Liberty University students arrived at Heritage High School to vote in full force on Tuesday, braving the rain to ride public transit provided by LU or driving there in small groups.
Two Liberty students — easy to identify by their LU sweatshirts — paused outside the high school in Lynchburg, Va., to explain how being Christians and LU students would influence their decision at the poll.
Chris Pascarella, a 21-year-old senior studying pastoral leadership, said he was originally registered to vote in New Jersey, but he switched to vote in Virginia after LU launched its campaign to register students to vote locally.
Pascarella said he thinks his vote will carry more weight in the Commonwealth, adding that his nod goes to Republican candidate John McCain.
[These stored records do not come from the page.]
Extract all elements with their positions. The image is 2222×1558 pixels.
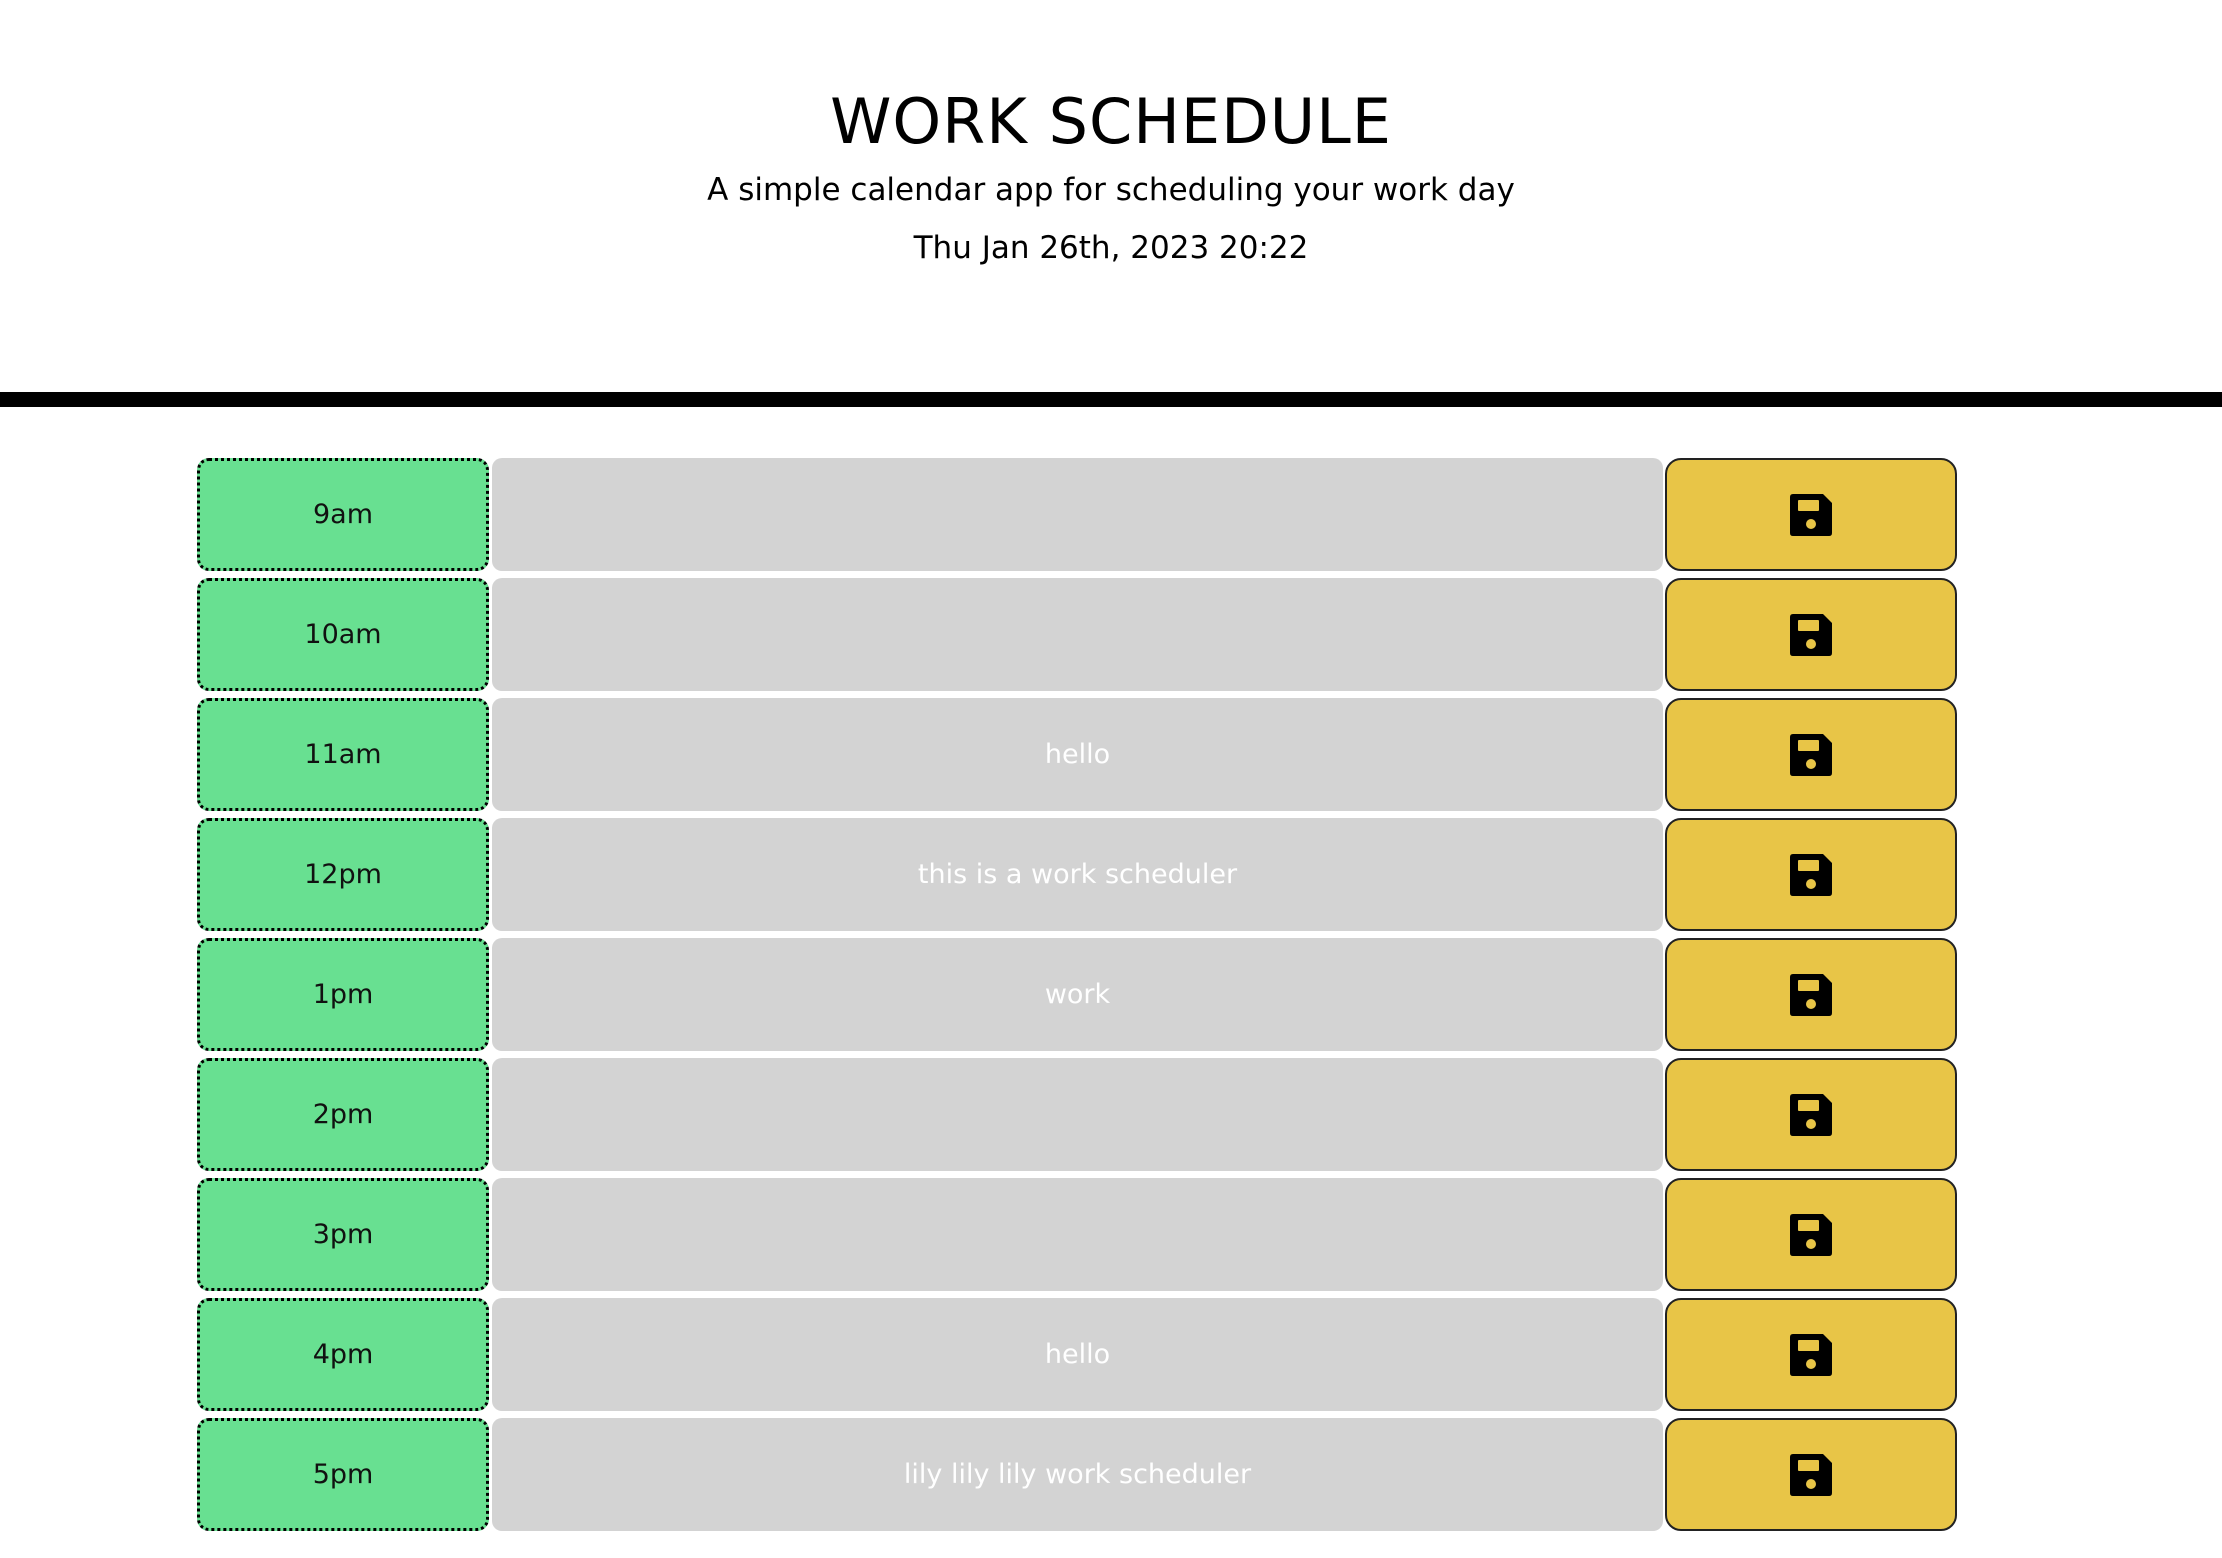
page-title: WORK SCHEDULE bbox=[830, 85, 1392, 158]
floppy-disk-icon bbox=[1790, 1093, 1832, 1136]
page-subtitle: A simple calendar app for scheduling you… bbox=[707, 172, 1515, 208]
save-button[interactable] bbox=[1665, 1418, 1957, 1531]
task-field[interactable]: hello bbox=[492, 1298, 1663, 1411]
save-button[interactable] bbox=[1665, 1298, 1957, 1411]
time-row: 9am bbox=[197, 458, 1957, 571]
save-button[interactable] bbox=[1665, 1178, 1957, 1291]
time-row: 4pm hello bbox=[197, 1298, 1957, 1411]
hour-label: 9am bbox=[197, 458, 489, 571]
floppy-disk-icon bbox=[1790, 973, 1832, 1016]
task-field[interactable] bbox=[492, 1178, 1663, 1291]
time-row: 10am bbox=[197, 578, 1957, 691]
task-field[interactable]: work bbox=[492, 938, 1663, 1051]
task-field[interactable] bbox=[492, 458, 1663, 571]
floppy-disk-icon bbox=[1790, 853, 1832, 896]
time-row: 11am hello bbox=[197, 698, 1957, 811]
task-field[interactable] bbox=[492, 578, 1663, 691]
floppy-disk-icon bbox=[1790, 1453, 1832, 1496]
floppy-disk-icon bbox=[1790, 1213, 1832, 1256]
hour-label: 12pm bbox=[197, 818, 489, 931]
time-row: 5pm lily lily lily work scheduler bbox=[197, 1418, 1957, 1531]
time-row: 3pm bbox=[197, 1178, 1957, 1291]
floppy-disk-icon bbox=[1790, 613, 1832, 656]
schedule: 9am 10am 11am hello 12pm this is a work … bbox=[197, 458, 1957, 1538]
floppy-disk-icon bbox=[1790, 493, 1832, 536]
hour-label: 3pm bbox=[197, 1178, 489, 1291]
hour-label: 4pm bbox=[197, 1298, 489, 1411]
hour-label: 10am bbox=[197, 578, 489, 691]
hour-label: 1pm bbox=[197, 938, 489, 1051]
save-button[interactable] bbox=[1665, 1058, 1957, 1171]
hour-label: 2pm bbox=[197, 1058, 489, 1171]
time-row: 1pm work bbox=[197, 938, 1957, 1051]
task-field[interactable] bbox=[492, 1058, 1663, 1171]
save-button[interactable] bbox=[1665, 698, 1957, 811]
task-field[interactable]: hello bbox=[492, 698, 1663, 811]
task-field[interactable]: lily lily lily work scheduler bbox=[492, 1418, 1663, 1531]
task-field[interactable]: this is a work scheduler bbox=[492, 818, 1663, 931]
save-button[interactable] bbox=[1665, 938, 1957, 1051]
floppy-disk-icon bbox=[1790, 1333, 1832, 1376]
floppy-disk-icon bbox=[1790, 733, 1832, 776]
current-date: Thu Jan 26th, 2023 20:22 bbox=[913, 230, 1309, 266]
time-row: 2pm bbox=[197, 1058, 1957, 1171]
header-divider bbox=[0, 392, 2222, 407]
hour-label: 5pm bbox=[197, 1418, 489, 1531]
hour-label: 11am bbox=[197, 698, 489, 811]
save-button[interactable] bbox=[1665, 578, 1957, 691]
save-button[interactable] bbox=[1665, 818, 1957, 931]
save-button[interactable] bbox=[1665, 458, 1957, 571]
time-row: 12pm this is a work scheduler bbox=[197, 818, 1957, 931]
header: WORK SCHEDULE A simple calendar app for … bbox=[0, 0, 2222, 393]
“I just feel that he will do the better job because he has some policies that line up with Christian truth, being in favor of pro-life issues. The abortion issue is probably the biggest concern for most Christians,” he said.
His friend, Adam Knebel, 22-year-old senior math major, shared similar views. He planned on voting with an absentee ballot at first, but LU’s campaign to register student voters locally made sense to him.
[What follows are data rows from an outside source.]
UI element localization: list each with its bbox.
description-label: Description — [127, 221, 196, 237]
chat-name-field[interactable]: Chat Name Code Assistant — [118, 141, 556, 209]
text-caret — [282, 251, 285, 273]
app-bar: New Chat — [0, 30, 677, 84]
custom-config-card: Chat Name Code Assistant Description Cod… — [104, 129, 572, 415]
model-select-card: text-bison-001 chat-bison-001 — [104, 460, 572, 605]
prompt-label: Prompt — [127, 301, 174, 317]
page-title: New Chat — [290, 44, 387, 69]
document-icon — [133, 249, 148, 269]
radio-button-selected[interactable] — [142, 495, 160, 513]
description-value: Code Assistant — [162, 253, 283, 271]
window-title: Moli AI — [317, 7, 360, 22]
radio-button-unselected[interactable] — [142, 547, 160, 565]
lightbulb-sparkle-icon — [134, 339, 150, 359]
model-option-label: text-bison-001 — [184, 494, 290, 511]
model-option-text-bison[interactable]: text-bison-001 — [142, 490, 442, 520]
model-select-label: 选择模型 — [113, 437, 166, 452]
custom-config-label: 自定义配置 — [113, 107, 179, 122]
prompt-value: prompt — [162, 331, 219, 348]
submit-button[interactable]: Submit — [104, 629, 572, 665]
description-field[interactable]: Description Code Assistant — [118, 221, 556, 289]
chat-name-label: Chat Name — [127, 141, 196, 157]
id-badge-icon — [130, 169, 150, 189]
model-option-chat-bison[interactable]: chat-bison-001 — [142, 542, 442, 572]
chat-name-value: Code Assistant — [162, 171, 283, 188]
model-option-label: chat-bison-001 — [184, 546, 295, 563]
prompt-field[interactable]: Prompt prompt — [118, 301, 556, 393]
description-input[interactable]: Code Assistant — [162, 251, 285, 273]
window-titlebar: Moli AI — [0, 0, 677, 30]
“I figured my vote would count a little more here,” Adam said. “My home state of Minnesota always goes democratic, and that’s not how I feel.”
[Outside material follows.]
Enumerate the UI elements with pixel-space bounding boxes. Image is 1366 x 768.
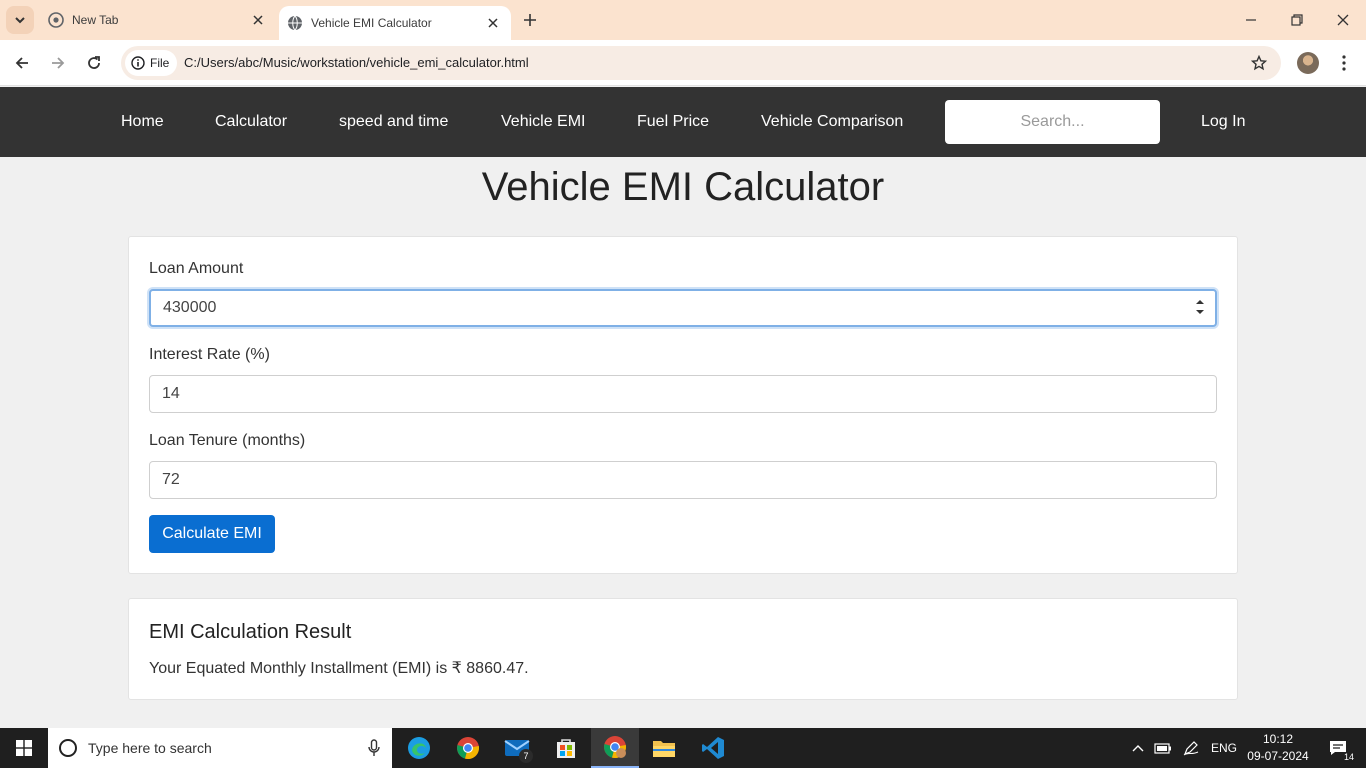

As Pascarella and Knebel went inside to vote, 18-year-old freshman Edward Tookes sat on the public transit bus, waiting to return to campus after casting his vote.
“Liberty did the responsible thing of trying to push voters to vote,” Tookes said, adding that he wished students could have heard more from the democratic side during convocations.
Chancellor Jerry Falwell Jr. told students at a convocation earlier in the election season that he had invited representatives from both parties, including Democratic candidate Barack Obama, but Virginia Gov. Tim Kaine came instead.
“I thought [LU] did a good job in getting people to vote and not being passive,” said Molly Paulus, a 20-year-old sophomore studying how to teach English as a Second Language, who also rode the bus to the poll.
Besides providing bus service, LU has planned a jam-packed day of election coverage and fun activities for students. To get involved, check out the schedule.
In addition, campus radio station 90.9 FM The Light will have election coverage all evening starting at 8 p.m. The station will broadcast live from the Vines Center and also have a DJ back at the station headquarters providing constant election updates largely drawn from Fox News and CNN. A few Virginia congressmen and other politicians are also lined up for interviews.
“We wanted to bring a personal touch,” said news director James Kimmey. “It’s going to be fair election coverage.”